Articles | Volume 10, issue 10
https://doi.org/10.5194/bg-10-6591-2013
https://doi.org/10.5194/bg-10-6591-2013
Research article
 | 
18 Oct 2013
Research article |  | 18 Oct 2013

Deep CO2 soil inhalation / exhalation induced by synoptic pressure changes and atmospheric tides in a carbonated semiarid steppe

E. P. Sánchez-Cañete, A. S. Kowalski, P. Serrano-Ortiz, O. Pérez-Priego, and F. Domingo

Abstract. Knowledge of all the mechanisms and processes involved in soil CO2 emissions is essential to close the global carbon cycle. Apart from molecular diffusion, the main physical component of such CO2 exchange is soil ventilation. Advective CO2 transport, through soil or snow, has been correlated with the wind speed, friction velocity or pressure (p). Here we examine variations in subterranean CO2 molar fractions (χc) over two years within a vertical profile (1.5 m) in a semiarid ecosystem, as influenced by short-timescale p changes.

Analyses to determine the factors involved in the variations in subterranean χc were differentiated between the growing period and the dry period. In both periods it was found that variations in deep χc (0.5–1.5 m) were due predominantly to static p variations and not to wind or biological influences.
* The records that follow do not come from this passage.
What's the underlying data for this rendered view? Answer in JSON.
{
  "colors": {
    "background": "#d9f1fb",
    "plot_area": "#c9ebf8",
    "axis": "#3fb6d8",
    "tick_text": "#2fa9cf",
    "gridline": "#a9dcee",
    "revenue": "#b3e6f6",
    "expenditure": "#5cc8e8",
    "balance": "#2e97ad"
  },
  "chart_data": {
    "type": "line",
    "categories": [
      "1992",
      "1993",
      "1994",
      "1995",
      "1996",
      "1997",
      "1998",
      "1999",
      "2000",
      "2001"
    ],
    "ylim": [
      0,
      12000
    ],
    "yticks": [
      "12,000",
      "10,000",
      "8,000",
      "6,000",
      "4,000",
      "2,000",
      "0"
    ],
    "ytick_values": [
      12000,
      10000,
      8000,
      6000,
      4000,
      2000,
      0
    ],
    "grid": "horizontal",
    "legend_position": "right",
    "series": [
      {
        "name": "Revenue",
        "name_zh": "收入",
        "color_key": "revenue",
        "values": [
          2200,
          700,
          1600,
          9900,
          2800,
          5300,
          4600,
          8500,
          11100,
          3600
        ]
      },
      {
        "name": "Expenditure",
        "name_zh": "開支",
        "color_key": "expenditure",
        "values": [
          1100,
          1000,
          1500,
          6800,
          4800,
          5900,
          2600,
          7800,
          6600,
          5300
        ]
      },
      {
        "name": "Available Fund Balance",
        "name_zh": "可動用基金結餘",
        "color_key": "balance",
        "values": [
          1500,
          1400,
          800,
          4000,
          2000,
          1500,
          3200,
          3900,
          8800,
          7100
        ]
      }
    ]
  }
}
Within a few hours, the deep χc can vary by fourfold, showing a pattern with two cycles per day, due to p oscillations caused by atmospheric tides. By contrast, shallow χc (0.15 m) generally has one cycle per day as influenced by biological factors like soil water content and temperature in both periods, while the wind was an important factor in shallow χc variations only during the dry period. Evidence of emissions was registered in the atmospheric boundary layer by eddy covariance during synoptic pressure changes when subterranean CO2 was released; days with rising barometric pressure – when air accumulated belowground, including soil-respired CO2 – showed greater ecosystem uptake than days with falling pressure. Future assessments of the net ecosystem carbon balance should not rely exclusively on Fick's law to calculate soil CO2 effluxes from profile data.